What is your obsession? What are you an expert in? What is the excuse for the pile of dirty clothes in the middle of your bedroom floor?

07
May
08

Beauty and the Beast

Today, Dan and I went to a student art showing… we were there to support a friend doing photography. There was one of her pictures that one of the big hot shot photographers had pointed out to her… the subject of this picture was me.

That’s right, bitches. I’m art.

It was a portrait with a word of inspiration, and the given word was “old.” I had a couple of older style costumes laying around (imagine that), so we went for one of those olde-tyme pictures with the kinda sullen, not smiley face. My part was easy. I sat there. My friend did some amazing things with lighting and fading/aging stuff. I look OLD, dude.

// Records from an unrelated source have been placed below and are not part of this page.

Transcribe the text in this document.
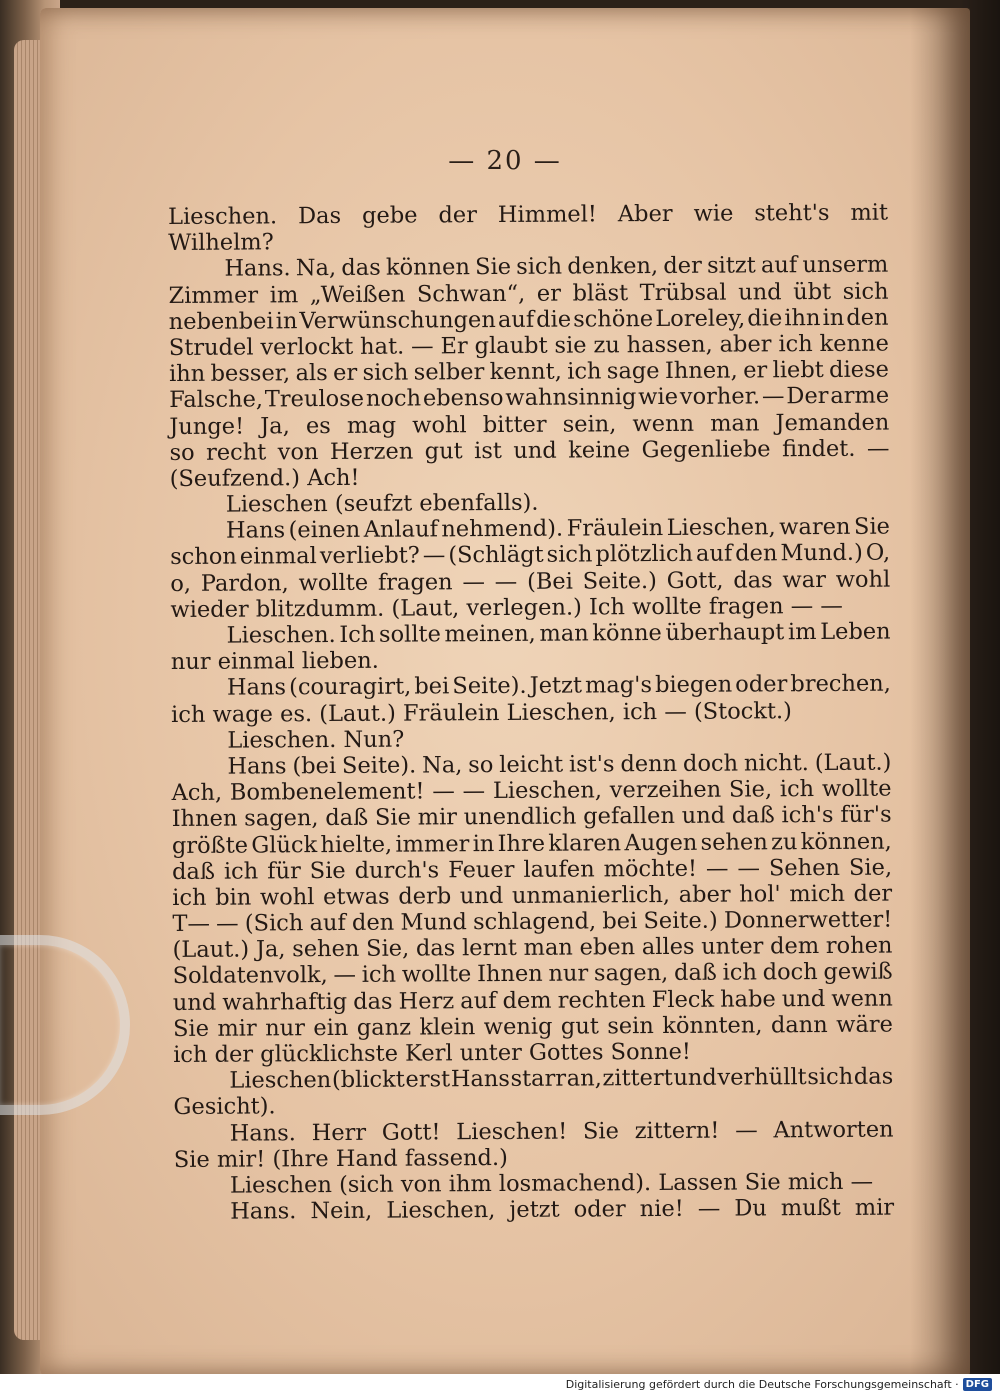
— 20 —
Lieschen. Das gebe der Himmel! Aber wie steht's mit
Wilhelm?
Hans. Na, das können Sie sich denken, der sitzt auf unserm
Zimmer im „Weißen Schwan“, er bläst Trübsal und übt sich
nebenbei in Verwünschungen auf die schöne Loreley, die ihn in den
Strudel verlockt hat. — Er glaubt sie zu hassen, aber ich kenne
ihn besser, als er sich selber kennt, ich sage Ihnen, er liebt diese
Falsche, Treulose noch ebenso wahnsinnig wie vorher. — Der arme
Junge! Ja, es mag wohl bitter sein, wenn man Jemanden
so recht von Herzen gut ist und keine Gegenliebe findet. —
(Seufzend.) Ach!
Lieschen (seufzt ebenfalls).
Hans (einen Anlauf nehmend). Fräulein Lieschen, waren Sie
schon einmal verliebt? — (Schlägt sich plötzlich auf den Mund.) O,
o, Pardon, wollte fragen — — (Bei Seite.) Gott, das war wohl
wieder blitzdumm. (Laut, verlegen.) Ich wollte fragen — —
Lieschen. Ich sollte meinen, man könne überhaupt im Leben
nur einmal lieben.
Hans (couragirt, bei Seite). Jetzt mag's biegen oder brechen,
ich wage es. (Laut.) Fräulein Lieschen, ich — (Stockt.)
Lieschen. Nun?
Hans (bei Seite). Na, so leicht ist's denn doch nicht. (Laut.)
Ach, Bombenelement! — — Lieschen, verzeihen Sie, ich wollte
Ihnen sagen, daß Sie mir unendlich gefallen und daß ich's für's
größte Glück hielte, immer in Ihre klaren Augen sehen zu können,
daß ich für Sie durch's Feuer laufen möchte! — — Sehen Sie,
ich bin wohl etwas derb und unmanierlich, aber hol' mich der
T— — (Sich auf den Mund schlagend, bei Seite.) Donnerwetter!
(Laut.) Ja, sehen Sie, das lernt man eben alles unter dem rohen
Soldatenvolk, — ich wollte Ihnen nur sagen, daß ich doch gewiß
und wahrhaftig das Herz auf dem rechten Fleck habe und wenn
Sie mir nur ein ganz klein wenig gut sein könnten, dann wäre
ich der glücklichste Kerl unter Gottes Sonne!
Lieschen (blickt erst Hans starr an, zittert und verhüllt sich das
Gesicht).
Hans. Herr Gott! Lieschen! Sie zittern! — Antworten
Sie mir! (Ihre Hand fassend.)
Lieschen (sich von ihm losmachend). Lassen Sie mich —
Hans. Nein, Lieschen, jetzt oder nie! — Du mußt mir
Digitalisierung gefördert durch die Deutsche Forschungsgemeinschaft · DFG
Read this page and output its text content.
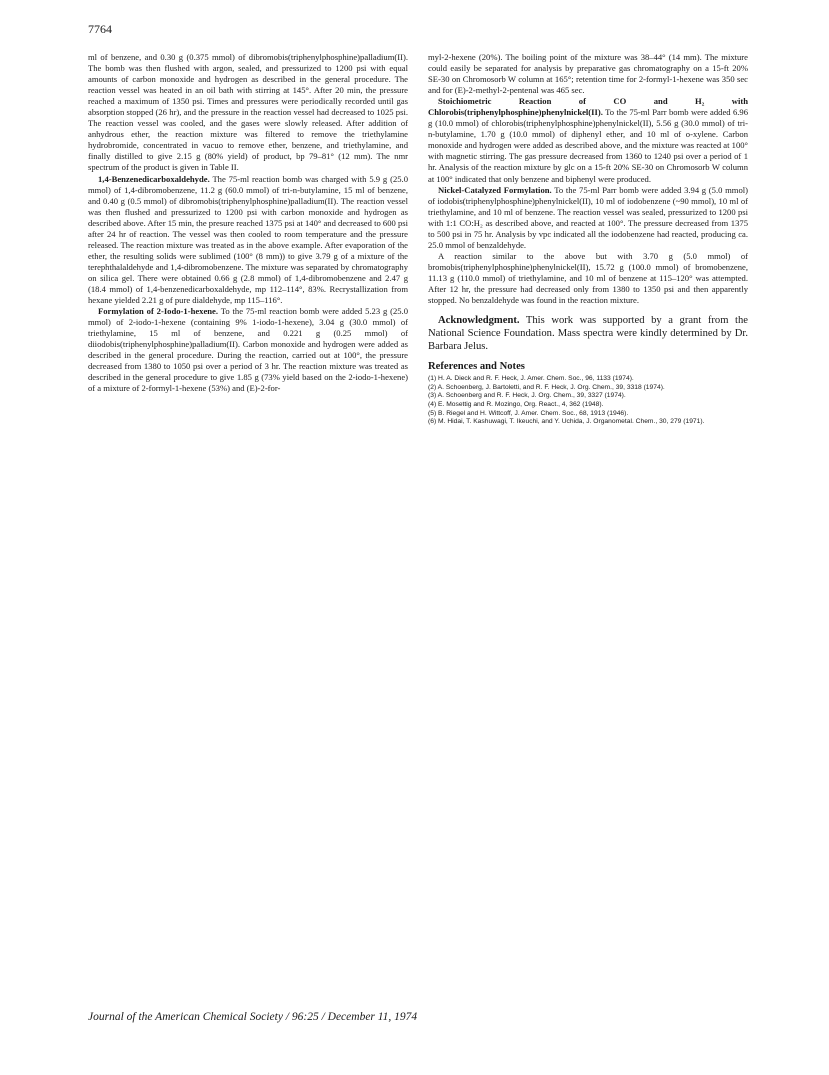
7764

ml of benzene, and 0.30 g (0.375 mmol) of dibromobis(triphenylphosphine)palladium(II). The bomb was then flushed with argon, sealed, and pressurized to 1200 psi with equal amounts of carbon monoxide and hydrogen as described in the general procedure. The reaction vessel was heated in an oil bath with stirring at 145°. After 20 min, the pressure reached a maximum of 1350 psi. Times and pressures were periodically recorded until gas absorption stopped (26 hr), and the pressure in the reaction vessel had decreased to 1025 psi. The reaction vessel was cooled, and the gases were slowly released. After addition of anhydrous ether, the reaction mixture was filtered to remove the triethylamine hydrobromide, concentrated in vacuo to remove ether, benzene, and triethylamine, and finally distilled to give 2.15 g (80% yield) of product, bp 79–81° (12 mm). The nmr spectrum of the product is given in Table II.

1,4-Benzenedicarboxaldehyde. The 75-ml reaction bomb was charged with 5.9 g (25.0 mmol) of 1,4-dibromobenzene, 11.2 g (60.0 mmol) of tri-n-butylamine, 15 ml of benzene, and 0.40 g (0.5 mmol) of dibromobis(triphenylphosphine)palladium(II). The reaction vessel was then flushed and pressurized to 1200 psi with carbon monoxide and hydrogen as described above. After 15 min, the presure reached 1375 psi at 140° and decreased to 600 psi after 24 hr of reaction. The vessel was then cooled to room temperature and the pressure released. The reaction mixture was treated as in the above example. After evaporation of the ether, the resulting solids were sublimed (100° (8 mm)) to give 3.79 g of a mixture of the terephthalaldehyde and 1,4-dibromobenzene. The mixture was separated by chromatography on silica gel. There were obtained 0.66 g (2.8 mmol) of 1,4-dibromobenzene and 2.47 g (18.4 mmol) of 1,4-benzenedicarboxaldehyde, mp 112–114°, 83%. Recrystallization from hexane yielded 2.21 g of pure dialdehyde, mp 115–116°.

Formylation of 2-Iodo-1-hexene. To the 75-ml reaction bomb were added 5.23 g (25.0 mmol) of 2-iodo-1-hexene (containing 9% 1-iodo-1-hexene), 3.04 g (30.0 mmol) of triethylamine, 15 ml of benzene, and 0.221 g (0.25 mmol) of diiodobis(triphenylphosphine)palladium(II). Carbon monoxide and hydrogen were added as described in the general procedure. During the reaction, carried out at 100°, the pressure decreased from 1380 to 1050 psi over a period of 3 hr. The reaction mixture was treated as described in the general procedure to give 1.85 g (73% yield based on the 2-iodo-1-hexene) of a mixture of 2-formyl-1-hexene (53%) and (E)-2-for-

myl-2-hexene (20%). The boiling point of the mixture was 38–44° (14 mm). The mixture could easily be separated for analysis by preparative gas chromatography on a 15-ft 20% SE-30 on Chromosorb W column at 165°; retention time for 2-formyl-1-hexene was 350 sec and for (E)-2-methyl-2-pentenal was 465 sec.

Stoichiometric Reaction of CO and H₂ with Chlorobis(triphenylphosphine)phenylnickel(II). To the 75-ml Parr bomb were added 6.96 g (10.0 mmol) of chlorobis(triphenylphosphine)phenylnickel(II), 5.56 g (30.0 mmol) of tri-n-butylamine, 1.70 g (10.0 mmol) of diphenyl ether, and 10 ml of o-xylene. Carbon monoxide and hydrogen were added as described above, and the mixture was reacted at 100° with magnetic stirring. The gas pressure decreased from 1360 to 1240 psi over a period of 1 hr. Analysis of the reaction mixture by glc on a 15-ft 20% SE-30 on Chromosorb W column at 100° indicated that only benzene and biphenyl were produced.

Nickel-Catalyzed Formylation. To the 75-ml Parr bomb were added 3.94 g (5.0 mmol) of iodobis(triphenylphosphine)phenylnickel(II), 10 ml of iodobenzene (~90 mmol), 10 ml of triethylamine, and 10 ml of benzene. The reaction vessel was sealed, pressurized to 1200 psi with 1:1 CO:H₂ as described above, and reacted at 100°. The pressure decreased from 1375 to 500 psi in 75 hr. Analysis by vpc indicated all the iodobenzene had reacted, producing ca. 25.0 mmol of benzaldehyde.

A reaction similar to the above but with 3.70 g (5.0 mmol) of bromobis(triphenylphosphine)phenylnickel(II), 15.72 g (100.0 mmol) of bromobenzene, 11.13 g (110.0 mmol) of triethylamine, and 10 ml of benzene at 115–120° was attempted. After 12 hr, the pressure had decreased only from 1380 to 1350 psi and then apparently stopped. No benzaldehyde was found in the reaction mixture.

Acknowledgment. This work was supported by a grant from the National Science Foundation. Mass spectra were kindly determined by Dr. Barbara Jelus.

References and Notes

(1) H. A. Dieck and R. F. Heck, J. Amer. Chem. Soc., 96, 1133 (1974).
(2) A. Schoenberg, J. Bartoletti, and R. F. Heck, J. Org. Chem., 39, 3318 (1974).
(3) A. Schoenberg and R. F. Heck, J. Org. Chem., 39, 3327 (1974).
(4) E. Mosettig and R. Mozingo, Org. React., 4, 362 (1948).
(5) B. Riegel and H. Wittcoff, J. Amer. Chem. Soc., 68, 1913 (1946).
(6) M. Hidai, T. Kashuwagi, T. Ikeuchi, and Y. Uchida, J. Organometal. Chem., 30, 279 (1971).
Journal of the American Chemical Society / 96:25 / December 11, 1974
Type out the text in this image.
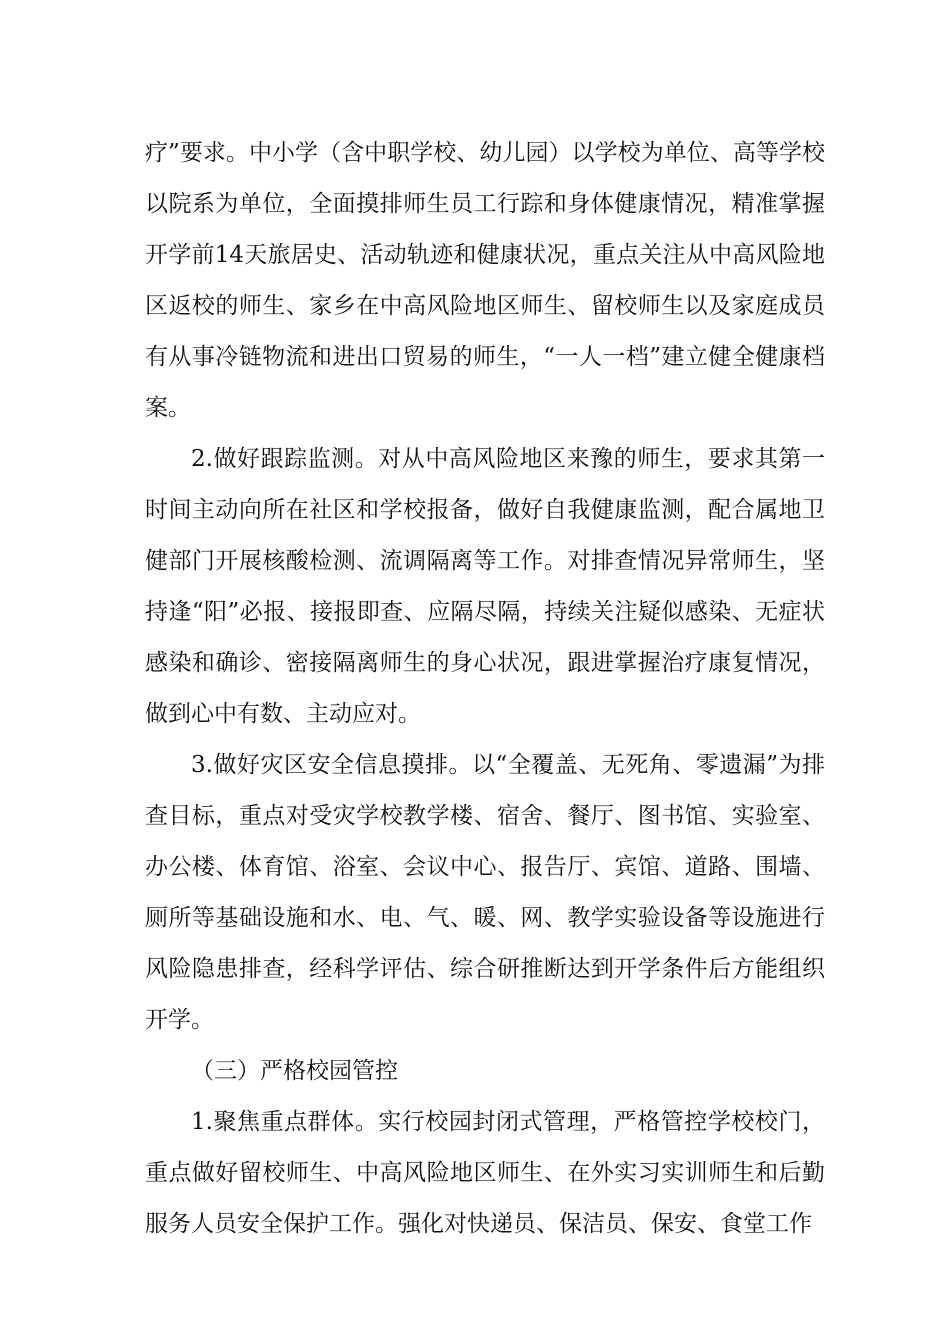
疗”要求。中小学（含中职学校、幼儿园）以学校为单位、高等学校以院系为单位，全面摸排师生员工行踪和身体健康情况，精准掌握开学前14天旅居史、活动轨迹和健康状况，重点关注从中高风险地区返校的师生、家乡在中高风险地区师生、留校师生以及家庭成员有从事冷链物流和进出口贸易的师生，“一人一档”建立健全健康档案。

2.做好跟踪监测。对从中高风险地区来豫的师生，要求其第一时间主动向所在社区和学校报备，做好自我健康监测，配合属地卫健部门开展核酸检测、流调隔离等工作。对排查情况异常师生，坚持逢“阳”必报、接报即查、应隔尽隔，持续关注疑似感染、无症状感染和确诊、密接隔离师生的身心状况，跟进掌握治疗康复情况，做到心中有数、主动应对。

3.做好灾区安全信息摸排。以“全覆盖、无死角、零遗漏”为排查目标，重点对受灾学校教学楼、宿舍、餐厅、图书馆、实验室、办公楼、体育馆、浴室、会议中心、报告厅、宾馆、道路、围墙、厕所等基础设施和水、电、气、暖、网、教学实验设备等设施进行风险隐患排查，经科学评估、综合研推断达到开学条件后方能组织开学。

（三）严格校园管控

1.聚焦重点群体。实行校园封闭式管理，严格管控学校校门，重点做好留校师生、中高风险地区师生、在外实习实训师生和后勤服务人员安全保护工作。强化对快递员、保洁员、保安、食堂工作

My friend’s gots skillz, yo!

Today I had a conversation with a friend. I want to post part of it here:
Beauty is what we value. For me, truth is beauty, courage is beauty, kindness is beauty, play is beauty, people are beauty. Beauty is in the eye of the beholder, so we define what we value. If it has no value, it does not hurt when that loss happens. If it doesn’t hurt, you did not truly find beauty in it.

Dear readers,
What do you value? what do you find beautiful? are they the same for you, or do you have a different definition? Talk to me about beauty.